Ein versteinertes Fossil blieb er nicht; die 70er Jahre feierten seine Wiederentdeckung; heute kann man, staunend, schmunzelnd, kopfschüttelnd, und wenn man vom Fach ist, neiderfüllt, seine meisterhaften Miniaturen, Glossen und Meditationen lesen und in aller Bequemlichkeit süchtig werden nach dem skurrilen Charme dieses verschrobenen Meisters.

Das eher unscheinbare literarische Genre, das Walser zu ungeahnten Höhen führt, ist die von ihm zärtlich als»Prosastückli« bezeichnete Kurz- und Kürzest-Prosa. In den dreissig Jahren bienenfleißiger Produktion entsteht diese ganz eigentümliche poetische Prosa-Welt aus ironisch gebrochenen Idyllen, künstlich auf »altklug« frisierten Meditationen, szenischen Sprachgrotesken und absurden Trivial-Dramoletten, aus hochkomischen Alltagsbeobachtungen, sehr speziellen Reise-Skizzen und allerhand kauzigen Besinnungsaufsätzen, ferner pseudo-naiven und skurrilen Nacherzählungen von Werken der Weltliteratur oder auch Groschentrivialromanen und Kintopp-Rührstücken, außerdem fiktiven Briefe, Szenen, Porträts realer oder fiktiver Personen, – eine nicht abreißende, endlose Flut kleiner und kleinster geistsprühender Meisterwerke, oft nicht mehr als ein oder zwei Buchseiten lang, deren Lektüre in der Tat süchtig zu machen imstande ist, sofern man einen etwas subtileren Humor hat.

Robert Walser, 1878 in Biel geboren, zog es nach kurzer Schulzeit und abgebrochener Banklehre aus der Schweizer Provinz in die große Welt. Er folgte seinem Bruder Karl, der eine Karriere als gefragter Graphiker, Maler und Buchillustrator begonnen hatte, erst nach Stuttgart, dann nach Berlin, wo er selbst erste Gedichte und Prosa-Texte, dann seinen Erstlingsroman veröffentlichte.
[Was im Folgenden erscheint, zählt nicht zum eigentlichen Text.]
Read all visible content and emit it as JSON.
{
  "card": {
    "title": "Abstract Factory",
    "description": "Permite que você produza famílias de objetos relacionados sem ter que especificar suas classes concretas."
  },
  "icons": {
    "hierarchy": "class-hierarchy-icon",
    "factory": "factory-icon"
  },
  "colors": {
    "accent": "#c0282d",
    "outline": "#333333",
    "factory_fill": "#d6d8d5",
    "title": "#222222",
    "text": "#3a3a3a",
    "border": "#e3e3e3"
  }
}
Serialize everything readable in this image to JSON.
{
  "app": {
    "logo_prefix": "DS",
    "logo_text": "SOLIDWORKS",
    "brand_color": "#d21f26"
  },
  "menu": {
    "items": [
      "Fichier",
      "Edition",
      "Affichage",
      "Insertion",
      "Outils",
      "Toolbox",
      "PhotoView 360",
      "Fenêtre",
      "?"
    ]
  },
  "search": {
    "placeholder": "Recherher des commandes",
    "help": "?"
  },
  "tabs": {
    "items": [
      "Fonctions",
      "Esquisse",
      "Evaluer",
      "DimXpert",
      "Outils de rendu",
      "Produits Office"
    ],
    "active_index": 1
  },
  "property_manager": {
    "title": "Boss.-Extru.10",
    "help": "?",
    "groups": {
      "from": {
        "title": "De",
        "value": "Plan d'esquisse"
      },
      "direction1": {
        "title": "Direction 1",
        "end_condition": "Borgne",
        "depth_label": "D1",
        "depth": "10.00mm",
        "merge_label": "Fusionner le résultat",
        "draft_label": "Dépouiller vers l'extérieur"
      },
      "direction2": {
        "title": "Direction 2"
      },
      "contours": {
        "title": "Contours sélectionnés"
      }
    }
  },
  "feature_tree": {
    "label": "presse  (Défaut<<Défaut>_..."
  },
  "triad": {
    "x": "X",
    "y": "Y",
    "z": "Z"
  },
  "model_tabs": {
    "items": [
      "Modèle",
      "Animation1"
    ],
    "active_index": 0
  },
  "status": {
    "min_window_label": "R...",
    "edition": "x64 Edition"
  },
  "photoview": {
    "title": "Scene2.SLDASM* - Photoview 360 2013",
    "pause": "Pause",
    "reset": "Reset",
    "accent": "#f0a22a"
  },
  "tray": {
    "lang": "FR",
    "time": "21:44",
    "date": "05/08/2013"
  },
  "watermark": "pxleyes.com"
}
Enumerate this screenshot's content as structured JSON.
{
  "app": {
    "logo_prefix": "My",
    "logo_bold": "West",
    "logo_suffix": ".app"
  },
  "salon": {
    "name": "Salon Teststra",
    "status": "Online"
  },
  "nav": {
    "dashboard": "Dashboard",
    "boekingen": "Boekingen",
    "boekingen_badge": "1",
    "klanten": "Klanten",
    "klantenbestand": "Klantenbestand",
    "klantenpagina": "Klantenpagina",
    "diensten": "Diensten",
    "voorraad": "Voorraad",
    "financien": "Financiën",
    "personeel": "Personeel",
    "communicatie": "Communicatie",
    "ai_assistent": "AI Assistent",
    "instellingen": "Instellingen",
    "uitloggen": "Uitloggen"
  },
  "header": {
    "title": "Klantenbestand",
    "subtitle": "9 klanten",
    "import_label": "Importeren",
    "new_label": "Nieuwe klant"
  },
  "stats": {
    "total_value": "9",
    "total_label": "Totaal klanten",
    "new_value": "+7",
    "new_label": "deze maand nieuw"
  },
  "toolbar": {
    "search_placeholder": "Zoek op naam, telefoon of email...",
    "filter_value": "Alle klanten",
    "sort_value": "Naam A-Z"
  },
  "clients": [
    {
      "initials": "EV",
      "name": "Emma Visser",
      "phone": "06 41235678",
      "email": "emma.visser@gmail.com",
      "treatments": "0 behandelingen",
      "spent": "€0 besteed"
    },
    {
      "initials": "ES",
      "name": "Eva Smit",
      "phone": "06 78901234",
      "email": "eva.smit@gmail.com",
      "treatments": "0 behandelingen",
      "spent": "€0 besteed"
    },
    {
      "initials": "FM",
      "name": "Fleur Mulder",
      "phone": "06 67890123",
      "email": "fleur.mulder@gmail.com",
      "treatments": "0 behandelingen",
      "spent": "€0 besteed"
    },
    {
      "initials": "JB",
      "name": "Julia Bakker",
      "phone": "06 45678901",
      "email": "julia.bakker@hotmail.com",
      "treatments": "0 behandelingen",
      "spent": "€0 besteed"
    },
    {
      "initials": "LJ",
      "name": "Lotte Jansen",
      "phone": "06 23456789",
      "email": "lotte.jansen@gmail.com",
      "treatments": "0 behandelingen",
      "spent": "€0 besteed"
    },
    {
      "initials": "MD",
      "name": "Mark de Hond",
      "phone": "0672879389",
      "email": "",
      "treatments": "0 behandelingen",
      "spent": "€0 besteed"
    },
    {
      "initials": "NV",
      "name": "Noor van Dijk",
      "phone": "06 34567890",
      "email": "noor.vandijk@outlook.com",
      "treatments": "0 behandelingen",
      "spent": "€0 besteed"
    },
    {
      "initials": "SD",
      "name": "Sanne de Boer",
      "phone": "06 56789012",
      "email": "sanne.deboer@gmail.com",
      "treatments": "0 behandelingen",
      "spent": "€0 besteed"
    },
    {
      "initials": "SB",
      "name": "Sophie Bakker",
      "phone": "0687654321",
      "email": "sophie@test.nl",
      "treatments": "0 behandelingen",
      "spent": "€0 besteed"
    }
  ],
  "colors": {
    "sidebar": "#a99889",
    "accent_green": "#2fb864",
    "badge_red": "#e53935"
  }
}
Im Windschatten seines Bruders gerierte sich Robert im großbürgerlichen Berlin mit Kniehosen, Trachtenjoppe und wildem Haarschopf als eine Art Schweizer Hirtenbüebli und literarisches Naturburschen-Wunderkind, als eine Landei-Rarität mit Esprit und Witz, verstrubbelt, naiv und frech, eine belustigende Kuriosität in den Bildungsbürger-Salons etwa der kultivierten jüdischen Verleger, Kunsthändler und -Kulturmagnatengebrüder Bruno und Paul Cassirer, in denen Robert bald wie Karl zu Gast ist. 
Hört mal von einem Dinner, das er dort selbst besucht, erlebt und, wenn man so sagen darf, in typischer Manier »ver-walsert« hat ( – man lese seine Texte laut, langsam, mit schweizerischer Bedächtigkeit und, wenn man kann, mit Schweizerakzent, – am besten einem möglichst bedächtigen, langfädigen und knarzigen, mit viel Kehllauten und Rachenkrächzern, oder?)

“O, in Gesellschaft zu gehen, ist gar nicht so ohne. Man zieht sich hübsch an, wie es einem die Verhältnisse, in denen man vegetiert, gestatten und begibt sich an Ort und Stelle. Der Diener öffnet gleich die gastliche Pforte. Gastliche Pforte? Ein etwas feuilletonistischer Ausdruck, aber ich liebe es, mich im Stil kleiner Tagesware zu bewegen. Ich gebe mit soviel Manier, als ich kann, Hut und Mantel ab, streiche mein ohnehin glattes Haar vor dem Spiegel noch etwas glätter, trete ein, stürze mich dicht vor die Herrin des Hauses, möchte ihr die Hand gleich küssen, gebe indessen diesen Gedanken auf und begnüge mich damit, eine vollendete (?) Verbeugung vor ihr zu machen. Vollendet oder nicht, vom geselligen Zug hingerissen, entfalte ich jetzt eine Menge Schwung und übe mich in den Tönen und Sitten, die zu den Lichtern und Blumen am besten zu passen scheinen.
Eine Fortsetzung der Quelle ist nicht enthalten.